Beta-hemolytic group A streptococcus or Streptococcus pyogenes, a gram-positive human pathogen that habitually colonizes the throat or skin of the host, is a cause of streptococcal pharyngitis – more commonly known as “strep throat”. Infections with this microorganism are underpinned by a panoply of virulence factors that are produced in direct response to environmental signals in the host.
Streptococcus pyogenes is a bacterium that requires complex media with blood products for growth, which is best achieved in an environment of 10% carbon dioxide. On blood agar plates group A streptococci produce pinpoint colonies surrounded by a zone of complete beta-hemolysis.

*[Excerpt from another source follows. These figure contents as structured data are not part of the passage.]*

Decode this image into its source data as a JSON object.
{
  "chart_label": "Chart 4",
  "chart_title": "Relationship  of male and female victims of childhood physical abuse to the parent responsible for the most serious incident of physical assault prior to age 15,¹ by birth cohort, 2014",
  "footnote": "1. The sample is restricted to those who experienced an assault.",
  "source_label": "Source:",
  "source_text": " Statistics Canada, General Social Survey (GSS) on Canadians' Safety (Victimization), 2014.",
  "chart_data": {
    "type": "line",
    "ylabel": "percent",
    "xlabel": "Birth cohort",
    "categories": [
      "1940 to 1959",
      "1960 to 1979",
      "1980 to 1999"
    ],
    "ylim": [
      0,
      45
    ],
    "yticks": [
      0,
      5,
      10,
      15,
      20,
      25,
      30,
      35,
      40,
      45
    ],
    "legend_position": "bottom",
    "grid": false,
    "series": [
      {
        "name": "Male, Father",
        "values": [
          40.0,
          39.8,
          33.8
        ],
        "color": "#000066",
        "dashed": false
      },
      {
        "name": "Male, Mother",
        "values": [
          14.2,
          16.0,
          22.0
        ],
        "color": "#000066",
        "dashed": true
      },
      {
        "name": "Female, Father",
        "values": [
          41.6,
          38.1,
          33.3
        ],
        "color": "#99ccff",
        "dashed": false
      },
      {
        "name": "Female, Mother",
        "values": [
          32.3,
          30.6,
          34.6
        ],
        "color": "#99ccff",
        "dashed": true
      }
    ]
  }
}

Its cell wall consists of a peptidoglycan backbone with integral lipoteichoic acid components that aid in structural stability. Akin to endotoxin from gram-negative bacteria, peptidoglycan is capable of activating the alternative complement pathway (which is a major effector of humoral part of our immune system).
Lancefield classification, which was developed by Rebecca Craighill Lancefield in the early years of the 20th century, distinguishes Streptococcus pyogenes from other representatives of the genus by identifying unique extractable carbohydrate antigen of cell wall material. Moreover, beta-hemolytic group A streptococcus have been further subdivided according to the surface expression of M and T antigens.

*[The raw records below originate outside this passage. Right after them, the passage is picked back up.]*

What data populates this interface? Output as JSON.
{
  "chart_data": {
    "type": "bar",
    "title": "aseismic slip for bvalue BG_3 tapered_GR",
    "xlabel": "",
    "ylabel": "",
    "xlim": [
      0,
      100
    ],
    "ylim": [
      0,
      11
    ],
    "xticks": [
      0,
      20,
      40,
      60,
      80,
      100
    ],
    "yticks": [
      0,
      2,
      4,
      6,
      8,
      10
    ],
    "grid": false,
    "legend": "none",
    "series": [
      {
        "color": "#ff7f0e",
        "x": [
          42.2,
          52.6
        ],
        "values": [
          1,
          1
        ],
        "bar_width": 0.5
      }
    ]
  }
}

Such typing and subtyping endeavors have been of great significance in streptococcal epidemiology (similar to phage typing in epidemiology of Staphylococcus aureus). High-resolution genotyping can be used to determine specific relatedness among strains isolated from outbreaks of streptococcal pharyngitis, whereas rapid sequencing of the gene that encodes for M-protein is a fast and definite way of comparing M-typeable and M-non-typeable strains.
Lipoteichoic acid represents an important pro-inflammatory molecule that contributes to adherence of beta-hemolytic group A streptococcus by binding fibronectin OH host cells. Together with various cell surface molecules (including the adhesins), F protein, glyceraldehyde 3-phosphate dehydrogenase and enolase, it is involved in the attachment of the bacteria to the epithelium.
Adherence and subsequent growth of Streptococcus pyogenes on pharyngeal mucosal surfaces are usually sufficient to cause the clinical entity of streptococcal pharyngitis. Adhering to epithelial cells is a prerequisite event in the disease pathogenesis, which is facilitated by fibronectin binding protein or protein F (although M-protein and peptidoglycan may also contribute).
In vitro studies have clearly shown that group-A beta-hemolytic streptococcus can not only adhere to, but invade respiratory epithelial cell lines in tissue culture; in addition, the pathogen has also been found intracellularly in tonsillar tissue from patients with chronic tonsillitis. Still, there are no data suggesting that there is an active invasion of respiratory epithelial cells during acute pharyngitis.
Together with M-protein, think capsules formed of hyaluronic acid found in some strains of Streptococcus pyogenes confer resistance to phagocytosis. The microorganism can also stimulate T cell responses and cytokine induction, resulting in fever and further tissue injury. This can be especially important in the development of complications that can be provoked by certain strains of streptococci.
The immunological response of the host to streptococcal infection is characterized by the production of antibodies against a myriad of streptococcal cellular and extracellular constituents. Host responses against the aforementioned M-protein serotype can protect from reinfection with that specific serotype.